Apple’s next MacBook Pro could sport Intel’s new 3D XPoint Optane SSD

“If Apple sticks with its typical 12-to 18-month refresh for the MacBook Pro line, Intel’s Optane solid state drives (SSDs) stand a good chance of being used in the next generation computers,” Lucas Mearian reports for Computerworld. “Why is that noteworthy? Because Optane SSDs are purported to have 1,000 times the performance of typical flash drives.”

“When Intel’s new storage technology does arrive, it will be compatible with the newest PCIe SSDs that use the NVM Express (NVMe) or Non-Volatile Memory Host Controller Interface Specification — a logical device interface for accessing flash storage via the PCIe bus,” Mearian reports. “‘”Apple has been a pioneer when it comes to PCIe/NVMe storage. They were the first PC company to broadly adopt it across its laptop portfolio while other companies today are still just using it in a very limited portion of their PC lineup,’ Jeff Janukowicz, an IDC research vice president, said in an email reply to Computerworld. ‘By doing so, Apple has been able to deliver higher performance in terms of read/write speed and latency when compared to traditional SATA-based PC designs — thus, making the new MacBook pro more responsive and faster.'”

“Oother PC manufacturers will adopt SSDs using the PCIe/NVMe specification, but they aren’t expected to be broadly available until later in 2017, Janukowicz said,” Mearian reports. “Apple’s newest MacBook Pro already sports a hyperfast PCIe/NVMe SSD.”

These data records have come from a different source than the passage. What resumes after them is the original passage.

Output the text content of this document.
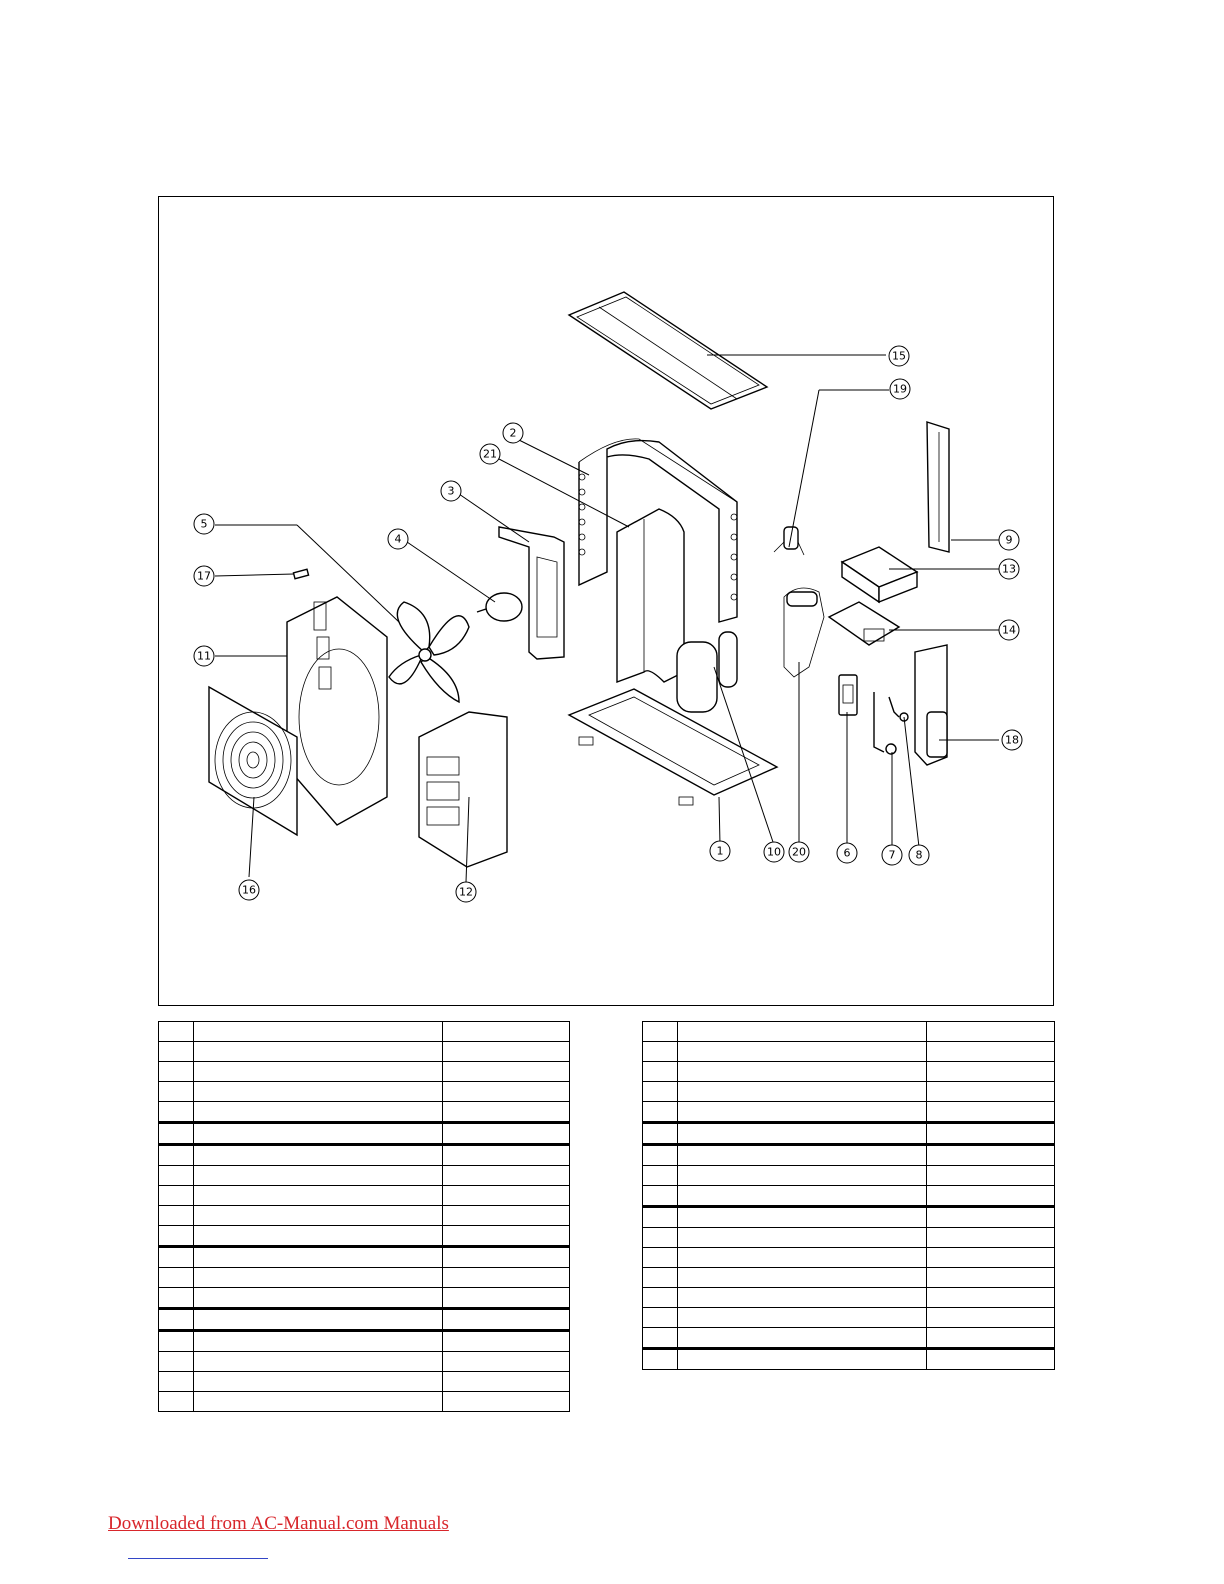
15
19
2
21
3
4
5
17
11
9
13
14
18
1	10 20	6	7 8
16	12

Downloaded from AC-Manual.com Manuals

Read more in the full article here.

MacDailyNews Take: More speed is, of course, always welcome!

9 Comments

  1. Apple might use Intel’s flash chips, if they are really fast, but I doubt they will use Intel’s SSDs. Apple develops its own SSDs for many years ago, including its own flash memory controllers.

      1. IOPS-per-Watt may be high, that’s a reason why it’s good for servers and other permanently active computers, but it’s not good when used lightly as in an notebook.

        1. In terms of energy, it is no worse than the SSDs they use now. There is no reason that it is “not good.” The specs are equal (power) or better (IOPS-per-Watt).

  2. So it would appear that the point of this information is that, unless you need a new laptop now, you should wait until this MBP reaches its full potential next year, since you can’t easily upgrade it once you buy it.